Negron's co-sponsor is Sen. Lizbeth Benacquisto, R-Fort Myers. Her district includes the Caloosahatchee River, which is getting nearly 6 billion gallons of discharges per day, roughly 1 billion more than the St. Lucie River. Rep. Gayle Harrell, who also represents the Treasure Coast, is the House sponsor.
On Tuesday, the Senate Environmental Preservation and Conservation Committee will hear Negron's legislation. Chairman Charlie Dean, R-Inverness, wants more money to help the freshwater springs in his north-central Florida district. Environmental advocates are urging a compromise that preserves the Everglades money.

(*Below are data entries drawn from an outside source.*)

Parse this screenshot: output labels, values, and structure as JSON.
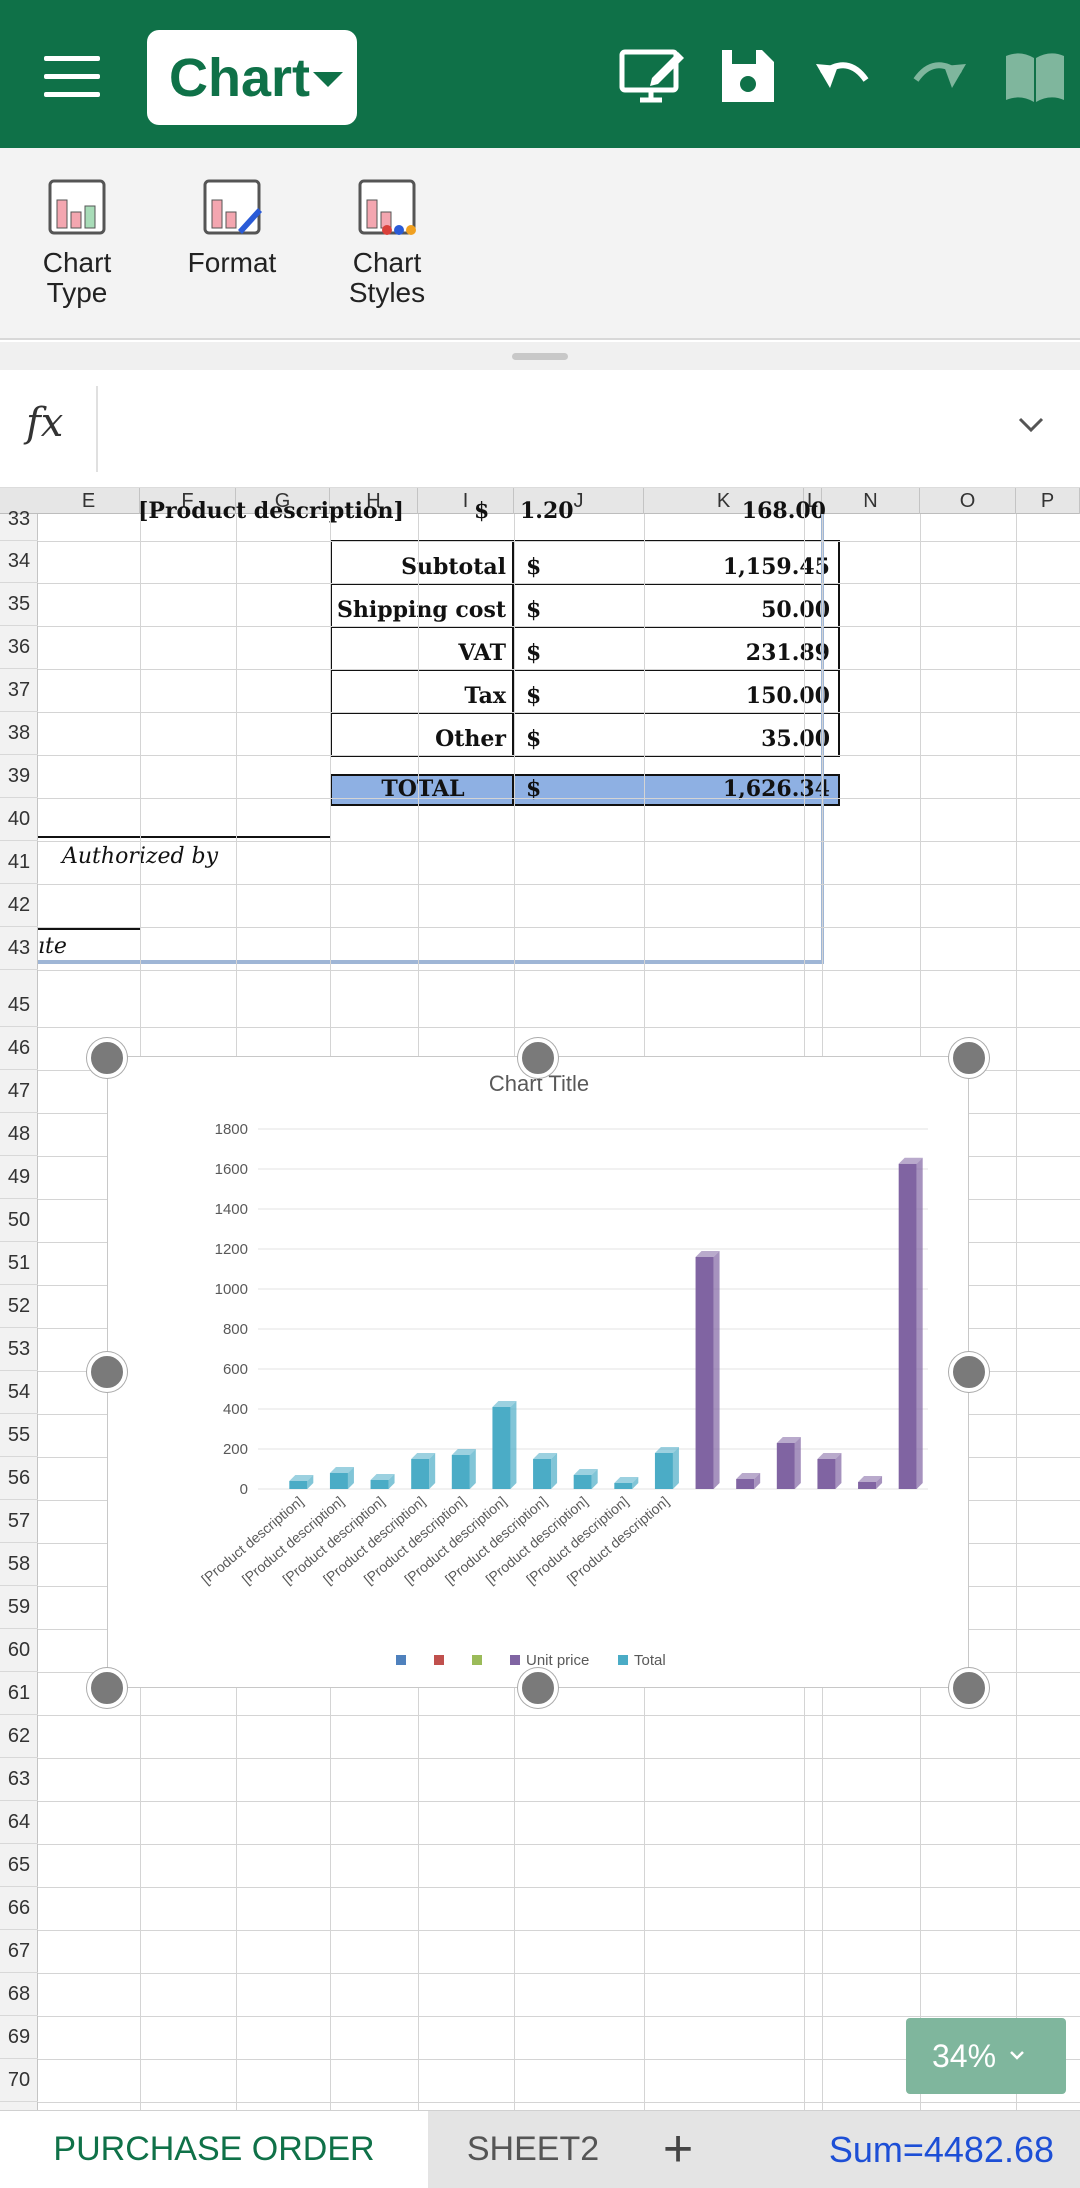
{
  "toolbar": {
    "mode_label": "Chart",
    "icons": [
      "menu-icon",
      "screen-edit-icon",
      "save-icon",
      "undo-icon",
      "redo-icon",
      "read-mode-icon"
    ]
  },
  "ribbon": {
    "items": [
      {
        "label": "Chart\nType",
        "icon": "chart-type-icon"
      },
      {
        "label": "Format",
        "icon": "format-icon"
      },
      {
        "label": "Chart\nStyles",
        "icon": "chart-styles-icon"
      }
    ]
  },
  "formula": {
    "fx_label": "fx",
    "value": ""
  },
  "columns": [
    "E",
    "F",
    "G",
    "H",
    "I",
    "J",
    "K",
    "L",
    "N",
    "O",
    "P"
  ],
  "rows": [
    "33",
    "34",
    "35",
    "36",
    "37",
    "38",
    "39",
    "40",
    "41",
    "42",
    "43",
    "45",
    "46",
    "47",
    "48",
    "49",
    "50",
    "51",
    "52",
    "53",
    "54",
    "55",
    "56",
    "57",
    "58",
    "59",
    "60",
    "61",
    "62",
    "63",
    "64",
    "65",
    "66",
    "67",
    "68",
    "69",
    "70"
  ],
  "sheet": {
    "partial_row": {
      "desc": "[Product description]",
      "amount": "168.00",
      "dollar": "$"
    },
    "summary": [
      {
        "label": "Subtotal",
        "currency": "$",
        "amount": "1,159.45"
      },
      {
        "label": "Shipping cost",
        "currency": "$",
        "amount": "50.00"
      },
      {
        "label": "VAT",
        "currency": "$",
        "amount": "231.89"
      },
      {
        "label": "Tax",
        "currency": "$",
        "amount": "150.00"
      },
      {
        "label": "Other",
        "currency": "$",
        "amount": "35.00"
      }
    ],
    "total": {
      "label": "TOTAL",
      "currency": "$",
      "amount": "1,626.34"
    },
    "authorized_by": "Authorized by",
    "date_fragment": "ıte"
  },
  "chart_data": {
    "type": "bar",
    "title": "Chart Title",
    "ylim": [
      0,
      1800
    ],
    "yticks": [
      0,
      200,
      400,
      600,
      800,
      1000,
      1200,
      1400,
      1600,
      1800
    ],
    "categories": [
      "[Product description]",
      "[Product description]",
      "[Product description]",
      "[Product description]",
      "[Product description]",
      "[Product description]",
      "[Product description]",
      "[Product description]",
      "[Product description]",
      "[Product description]",
      "",
      "",
      "",
      "",
      "",
      ""
    ],
    "series": [
      {
        "name": "Total",
        "color": "#4bacc6",
        "values": [
          40,
          80,
          45,
          150,
          170,
          410,
          150,
          70,
          30,
          180,
          null,
          null,
          null,
          null,
          null,
          null
        ]
      },
      {
        "name": "Unit price",
        "color": "#8064a2",
        "values": [
          null,
          null,
          null,
          null,
          null,
          null,
          null,
          null,
          null,
          null,
          1160,
          50,
          230,
          150,
          35,
          1626
        ]
      }
    ],
    "legend_swatches": [
      {
        "color": "#4f81bd",
        "name": ""
      },
      {
        "color": "#c0504d",
        "name": ""
      },
      {
        "color": "#9bbb59",
        "name": ""
      },
      {
        "color": "#8064a2",
        "name": "Unit price"
      },
      {
        "color": "#4bacc6",
        "name": "Total"
      }
    ],
    "legend_position": "bottom",
    "grid": true
  },
  "bottom": {
    "active_tab": "PURCHASE ORDER",
    "other_tab": "SHEET2",
    "add_label": "+",
    "sum": "Sum=4482.68",
    "zoom": "34%"
  }
}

On Friday, Negron told the Sun Sentinel Editorial Board that he expects to reach that compromise. "I believe that we will find some Amendment 1 money for springs," Negron said. "The bill is a work in progress, and we have to work out the distribution formula." The emergency money would expand from 300 acres to 4,000 acres a successful water storage project on a Martin County farm. Negron said the site could hold 30 billion gallons of water.
That's about a week's worth of discharges at the current rate. Negron acknowledged that the project is just one of many needed to prevent assaults on the St. Lucie. Still, he is "optimistic long-term," and he may be right — if the Legislature and Congress keep the money coming. New legislation would automatically authorize — though not fund — Everglades restoration projects the U.S. Corps of Engineers considers ready in the next five years.
Construction soon will be complete on the A-1 reservoir in western Palm Beach County that can hold 60,000 acre feet of excess rainfall. Groundbreaking looms for a reservoir that would divert polluted water from the Caloosahatchee River. Construction has begun on a similar reservoir in Martin County. Negron said the work will take about six years.
So there is progress since the last St. Lucie River emergency in mid-2013. Audubon of Florida Director Eric Draper, however, makes the right point when he says, "The water system in South Florida is geared around the Everglades Agricultural Area, and we have to talk about that."
Correct. Beyond the money, if the state's new water policy doesn't force farmers to adequately clean water flowing off their fields, these emergencies — and the resultant damage — are inevitable.